Sanges-Schwestern unter sich

„Da capo al dente“ ist einer der wenigen lesbisch-schwulen Chöre in Deutschland. Die Bremer und Bremerinnen singen alles, was Töne hat. Die Texte werden gelegentlich auf „homo“ umgedichtet und den Tenor übernehmen auch mal Frauen

Es gibt vier Tenörinnen – eigentlich singen das nur Männer.
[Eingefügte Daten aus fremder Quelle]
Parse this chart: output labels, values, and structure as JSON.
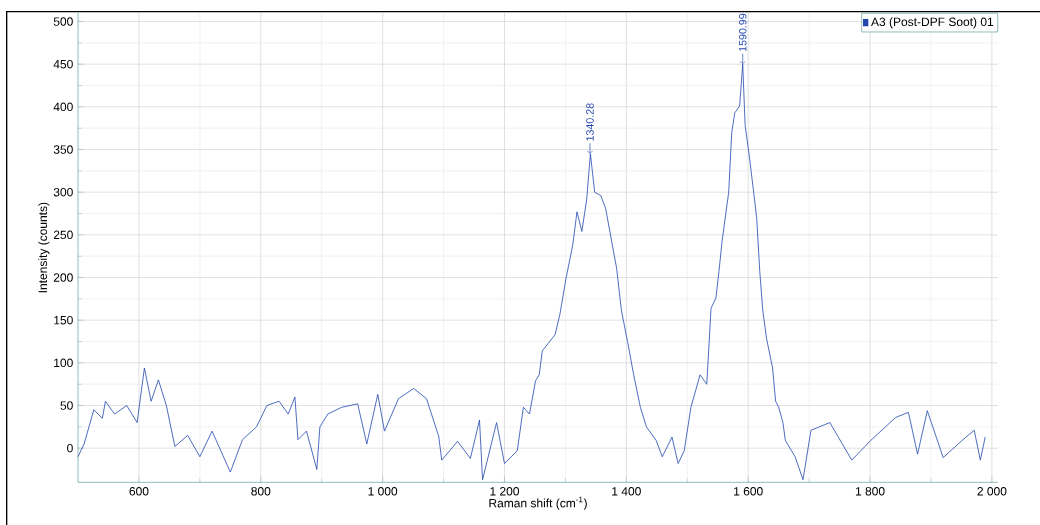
{
  "chart_data": {
    "type": "line",
    "xlabel": "Raman shift (cm$^{-1}$)",
    "ylabel": "Intensity (counts)",
    "x": [
      500,
      510,
      526,
      540,
      545,
      560,
      580,
      597,
      609,
      620,
      632,
      645,
      659,
      680,
      700,
      720,
      750,
      770,
      793,
      810,
      830,
      845,
      856,
      861,
      875,
      892,
      897,
      910,
      933,
      959,
      974,
      992,
      1003,
      1026,
      1051,
      1072,
      1092,
      1097,
      1123,
      1144,
      1159,
      1164,
      1187,
      1200,
      1221,
      1231,
      1236,
      1241,
      1251,
      1257,
      1262,
      1283,
      1291,
      1301,
      1312,
      1319,
      1327,
      1335,
      1341,
      1348,
      1358,
      1366,
      1376,
      1384,
      1392,
      1402,
      1412,
      1423,
      1433,
      1449,
      1459,
      1475,
      1485,
      1495,
      1506,
      1521,
      1532,
      1539,
      1547,
      1552,
      1557,
      1568,
      1573,
      1578,
      1586,
      1591,
      1595,
      1601,
      1609,
      1614,
      1619,
      1624,
      1630,
      1640,
      1645,
      1650,
      1657,
      1661,
      1677,
      1690,
      1703,
      1734,
      1770,
      1801,
      1842,
      1863,
      1878,
      1894,
      1920,
      1951,
      1971,
      1981,
      1989
    ],
    "series": [
      {
        "name": "A3 (Post-DPF Soot) 01",
        "color": "#2347b0",
        "values": [
          -10,
          5,
          45,
          35,
          55,
          40,
          50,
          30,
          94,
          55,
          80,
          50,
          2,
          15,
          -10,
          20,
          -28,
          10,
          25,
          50,
          55,
          40,
          60,
          10,
          20,
          -25,
          25,
          40,
          48,
          52,
          5,
          63,
          20,
          58,
          70,
          58,
          14,
          -14,
          8,
          -12,
          33,
          -37,
          30,
          -18,
          -3,
          48,
          44,
          40,
          79,
          86,
          114,
          133,
          157,
          199,
          238,
          277,
          254,
          292,
          345,
          300,
          296,
          281,
          242,
          211,
          161,
          125,
          86,
          48,
          25,
          9,
          -10,
          13,
          -18,
          -3,
          48,
          86,
          75,
          164,
          176,
          207,
          242,
          300,
          370,
          393,
          401,
          450,
          378,
          347,
          300,
          269,
          207,
          161,
          129,
          94,
          55,
          48,
          30,
          9,
          -10,
          -37,
          21,
          30,
          -14,
          9,
          36,
          42,
          -7,
          44,
          -11,
          9,
          21,
          -14,
          13
        ]
      }
    ],
    "annotations": [
      {
        "text": "1340.28",
        "x": 1340.28,
        "y": 345
      },
      {
        "text": "1590.99",
        "x": 1590.99,
        "y": 450
      }
    ],
    "xlim": [
      500,
      2010
    ],
    "ylim": [
      -40,
      510
    ],
    "xticks": [
      600,
      800,
      {
        "value": 1000,
        "label": "1 000"
      },
      {
        "value": 1200,
        "label": "1 200"
      },
      {
        "value": 1400,
        "label": "1 400"
      },
      {
        "value": 1600,
        "label": "1 600"
      },
      {
        "value": 1800,
        "label": "1 800"
      },
      {
        "value": 2000,
        "label": "2 000"
      }
    ],
    "yticks": [
      0,
      50,
      100,
      150,
      200,
      250,
      300,
      350,
      400,
      450,
      500
    ],
    "grid": true,
    "legend": "top right",
    "marker": "none",
    "line_style": "solid"
  }
}
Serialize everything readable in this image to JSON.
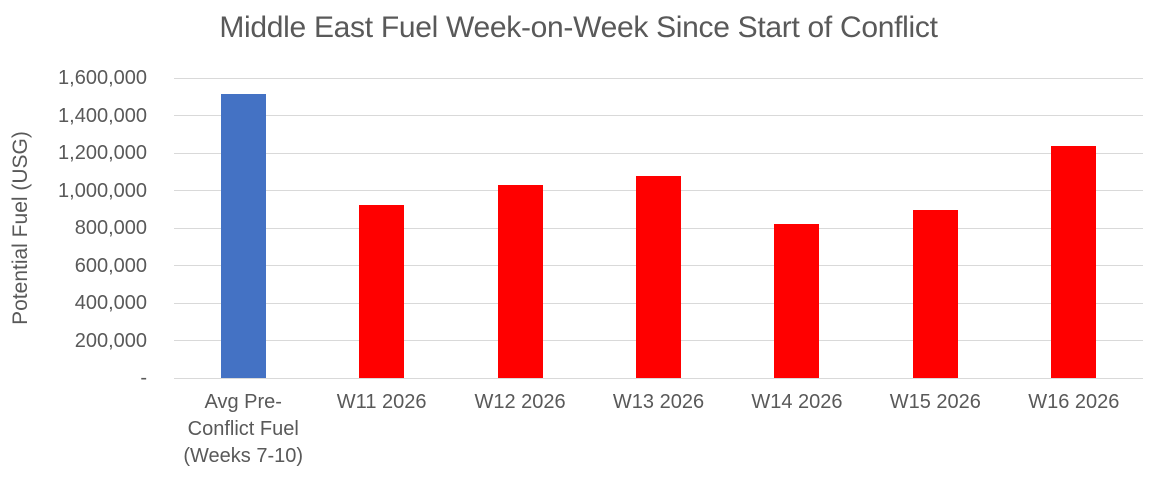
{
  "chart_data": {
    "type": "bar",
    "title": "Middle East Fuel Week-on-Week Since Start of Conflict",
    "xlabel": "",
    "ylabel": "Potential Fuel (USG)",
    "categories": [
      "Avg Pre-Conflict Fuel (Weeks 7-10)",
      "W11 2026",
      "W12 2026",
      "W13 2026",
      "W14 2026",
      "W15 2026",
      "W16 2026"
    ],
    "values": [
      1515000,
      925000,
      1030000,
      1075000,
      820000,
      895000,
      1240000
    ],
    "bar_colors": [
      "#4472C4",
      "#FF0000",
      "#FF0000",
      "#FF0000",
      "#FF0000",
      "#FF0000",
      "#FF0000"
    ],
    "ylim": [
      0,
      1600000
    ],
    "ytick_interval": 200000,
    "ytick_labels": [
      "1,600,000",
      "1,400,000",
      "1,200,000",
      "1,000,000",
      "800,000",
      "600,000",
      "400,000",
      "200,000",
      "-"
    ],
    "grid": true,
    "legend": false,
    "colors": {
      "text": "#595959",
      "gridline": "#D9D9D9",
      "background": "#FFFFFF",
      "pre_conflict_bar": "#4472C4",
      "conflict_bar": "#FF0000"
    }
  }
}
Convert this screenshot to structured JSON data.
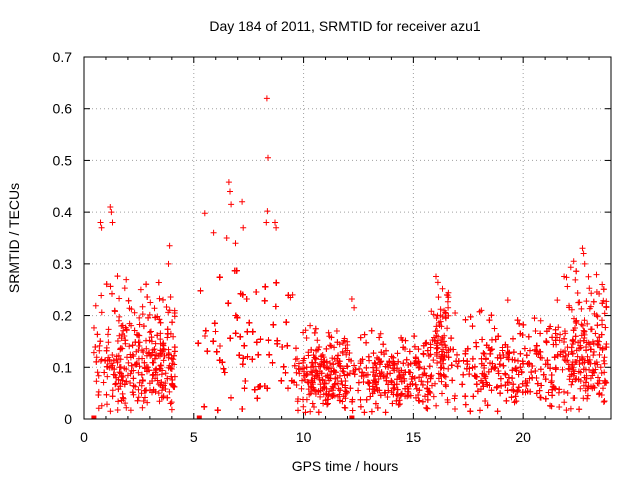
{
  "chart_data": {
    "type": "scatter",
    "title": "Day 184 of 2011, SRMTID for receiver azu1",
    "xlabel": "GPS time / hours",
    "ylabel": "SRMTID / TECUs",
    "xlim": [
      0,
      24
    ],
    "ylim": [
      0,
      0.7
    ],
    "xticks": [
      0,
      5,
      10,
      15,
      20
    ],
    "yticks": [
      0,
      0.1,
      0.2,
      0.3,
      0.4,
      0.5,
      0.6,
      0.7
    ],
    "xtick_labels": [
      "0",
      "5",
      "10",
      "15",
      "20"
    ],
    "ytick_labels": [
      "0",
      "0.1",
      "0.2",
      "0.3",
      "0.4",
      "0.5",
      "0.6",
      "0.7"
    ],
    "grid": true,
    "marker": "+",
    "color": "#ff0000",
    "series": [
      {
        "name": "azu1",
        "segments": [
          {
            "x_start": 0.45,
            "x_end": 4.15,
            "base": 0.07,
            "spread": 0.16
          },
          {
            "x_start": 5.2,
            "x_end": 9.6,
            "base": 0.08,
            "spread": 0.18
          },
          {
            "x_start": 9.6,
            "x_end": 12.0,
            "base": 0.06,
            "spread": 0.08
          },
          {
            "x_start": 12.0,
            "x_end": 15.8,
            "base": 0.06,
            "spread": 0.07
          },
          {
            "x_start": 15.8,
            "x_end": 16.6,
            "base": 0.11,
            "spread": 0.09
          },
          {
            "x_start": 16.6,
            "x_end": 21.5,
            "base": 0.07,
            "spread": 0.09
          },
          {
            "x_start": 21.5,
            "x_end": 23.8,
            "base": 0.08,
            "spread": 0.16
          }
        ],
        "highlights": [
          {
            "x": 8.33,
            "y": 0.62
          },
          {
            "x": 8.38,
            "y": 0.505
          },
          {
            "x": 6.6,
            "y": 0.458
          },
          {
            "x": 6.65,
            "y": 0.44
          },
          {
            "x": 6.7,
            "y": 0.415
          },
          {
            "x": 5.5,
            "y": 0.398
          },
          {
            "x": 8.35,
            "y": 0.402
          },
          {
            "x": 8.3,
            "y": 0.38
          },
          {
            "x": 1.2,
            "y": 0.41
          },
          {
            "x": 1.25,
            "y": 0.4
          },
          {
            "x": 1.3,
            "y": 0.38
          },
          {
            "x": 0.75,
            "y": 0.38
          },
          {
            "x": 0.8,
            "y": 0.37
          },
          {
            "x": 7.2,
            "y": 0.42
          },
          {
            "x": 7.25,
            "y": 0.37
          },
          {
            "x": 8.75,
            "y": 0.37
          },
          {
            "x": 8.7,
            "y": 0.38
          },
          {
            "x": 3.9,
            "y": 0.335
          },
          {
            "x": 3.85,
            "y": 0.3
          },
          {
            "x": 6.5,
            "y": 0.35
          },
          {
            "x": 6.9,
            "y": 0.34
          },
          {
            "x": 5.9,
            "y": 0.36
          },
          {
            "x": 22.7,
            "y": 0.33
          },
          {
            "x": 22.75,
            "y": 0.32
          },
          {
            "x": 22.3,
            "y": 0.305
          },
          {
            "x": 22.8,
            "y": 0.3
          },
          {
            "x": 23.6,
            "y": 0.26
          },
          {
            "x": 12.2,
            "y": 0.232
          },
          {
            "x": 12.3,
            "y": 0.215
          },
          {
            "x": 19.3,
            "y": 0.23
          },
          {
            "x": 9.5,
            "y": 0.24
          },
          {
            "x": 9.4,
            "y": 0.235
          },
          {
            "x": 16.1,
            "y": 0.2
          },
          {
            "x": 16.9,
            "y": 0.205
          },
          {
            "x": 18.1,
            "y": 0.21
          },
          {
            "x": 20.8,
            "y": 0.19
          }
        ],
        "zeros": [
          0.45,
          5.25,
          12.2
        ]
      }
    ]
  }
}
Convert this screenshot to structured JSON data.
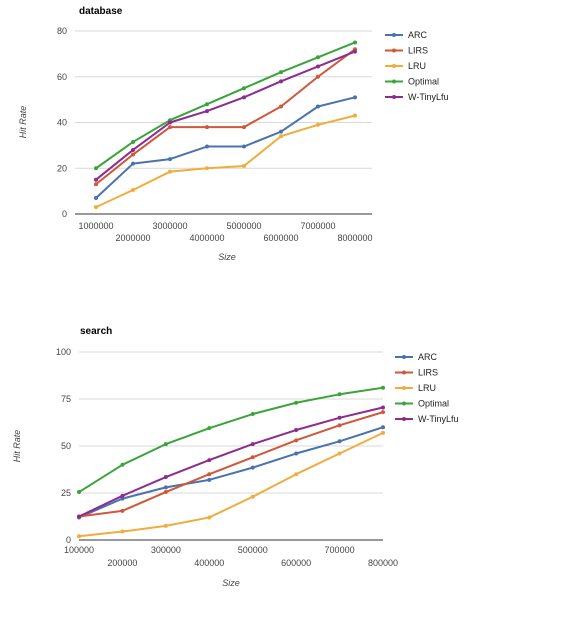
{
  "series_colors": {
    "ARC": "#4a72b0",
    "LIRS": "#d0573a",
    "LRU": "#f0ad3c",
    "Optimal": "#3aa43a",
    "W-TinyLfu": "#8b2c8f"
  },
  "chart_data": [
    {
      "type": "line",
      "title": "database",
      "xlabel": "Size",
      "ylabel": "Hit Rate",
      "ylim": [
        0,
        80
      ],
      "yticks": [
        0,
        20,
        40,
        60,
        80
      ],
      "x_tick_labels": [
        "1000000",
        "2000000",
        "3000000",
        "4000000",
        "5000000",
        "6000000",
        "7000000",
        "8000000"
      ],
      "x": [
        1000000,
        2000000,
        3000000,
        4000000,
        5000000,
        6000000,
        7000000,
        8000000
      ],
      "legend_position": "right",
      "grid": true,
      "series": [
        {
          "name": "ARC",
          "values": [
            7,
            22,
            24,
            29.5,
            29.5,
            36,
            47,
            51
          ]
        },
        {
          "name": "LIRS",
          "values": [
            13,
            26,
            38,
            38,
            38,
            47,
            60,
            72
          ]
        },
        {
          "name": "LRU",
          "values": [
            3,
            10.5,
            18.5,
            20,
            21,
            34,
            39,
            43
          ]
        },
        {
          "name": "Optimal",
          "values": [
            20,
            31.5,
            41,
            48,
            55,
            62,
            68.5,
            75
          ]
        },
        {
          "name": "W-TinyLfu",
          "values": [
            15,
            28,
            40,
            45,
            51,
            58,
            64.5,
            71
          ]
        }
      ]
    },
    {
      "type": "line",
      "title": "search",
      "xlabel": "Size",
      "ylabel": "Hit Rate",
      "ylim": [
        0,
        100
      ],
      "yticks": [
        0,
        25,
        50,
        75,
        100
      ],
      "x_tick_labels": [
        "100000",
        "200000",
        "300000",
        "400000",
        "500000",
        "600000",
        "700000",
        "800000"
      ],
      "x": [
        100000,
        200000,
        300000,
        400000,
        500000,
        600000,
        700000,
        800000
      ],
      "legend_position": "right",
      "grid": true,
      "series": [
        {
          "name": "ARC",
          "values": [
            12,
            22,
            28,
            32,
            38.5,
            46,
            52.5,
            60
          ]
        },
        {
          "name": "LIRS",
          "values": [
            12.5,
            15.5,
            25.5,
            35,
            44,
            53,
            61,
            68
          ]
        },
        {
          "name": "LRU",
          "values": [
            2,
            4.5,
            7.5,
            12,
            23,
            35,
            46,
            57
          ]
        },
        {
          "name": "Optimal",
          "values": [
            25.5,
            40,
            51,
            59.5,
            67,
            73,
            77.5,
            81
          ]
        },
        {
          "name": "W-TinyLfu",
          "values": [
            12.5,
            23.5,
            33.5,
            42.5,
            51,
            58.5,
            65,
            70.5
          ]
        }
      ]
    }
  ]
}
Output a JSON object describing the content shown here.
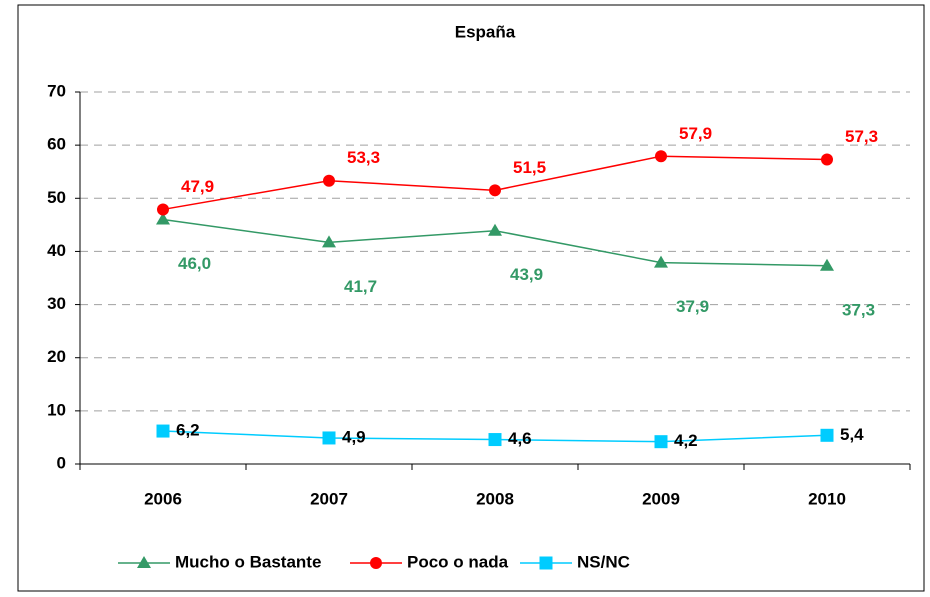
{
  "chart_data": {
    "type": "line",
    "title": "España",
    "categories": [
      "2006",
      "2007",
      "2008",
      "2009",
      "2010"
    ],
    "series": [
      {
        "name": "Mucho o Bastante",
        "color": "#339966",
        "marker": "triangle",
        "label_color": "#339966",
        "values": [
          46.0,
          41.7,
          43.9,
          37.9,
          37.3
        ],
        "value_labels": [
          "46,0",
          "41,7",
          "43,9",
          "37,9",
          "37,3"
        ]
      },
      {
        "name": "Poco o nada",
        "color": "#ff0000",
        "marker": "circle",
        "label_color": "#ff0000",
        "values": [
          47.9,
          53.3,
          51.5,
          57.9,
          57.3
        ],
        "value_labels": [
          "47,9",
          "53,3",
          "51,5",
          "57,9",
          "57,3"
        ]
      },
      {
        "name": "NS/NC",
        "color": "#00ccff",
        "marker": "square",
        "label_color": "#000000",
        "values": [
          6.2,
          4.9,
          4.6,
          4.2,
          5.4
        ],
        "value_labels": [
          "6,2",
          "4,9",
          "4,6",
          "4,2",
          "5,4"
        ]
      }
    ],
    "ylim": [
      0,
      70
    ],
    "yticks": [
      0,
      10,
      20,
      30,
      40,
      50,
      60,
      70
    ],
    "grid": true,
    "legend": "bottom"
  }
}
taz ■ Ob Udo Jürgens mal ein Ohr reingehängt hat in die regenbogenfarbene Cover-Version seines Gastarbeiter-Gassenhauers „Griechischer Wein“ ist nicht bekannt. „Ich bin allein – die Ballade eines einsamen Homosexuellen“ hieß das gute Stück, umgedichtet von „Da capo al dente“, dem einzigen lesbisch-schwulen Chor in Bremen und weit darüber hinaus. 42 Freizeit-Sänger und -Sängerinnen aller Altersklassen proben einmal wöchentlich – und das seit sechs Jahren.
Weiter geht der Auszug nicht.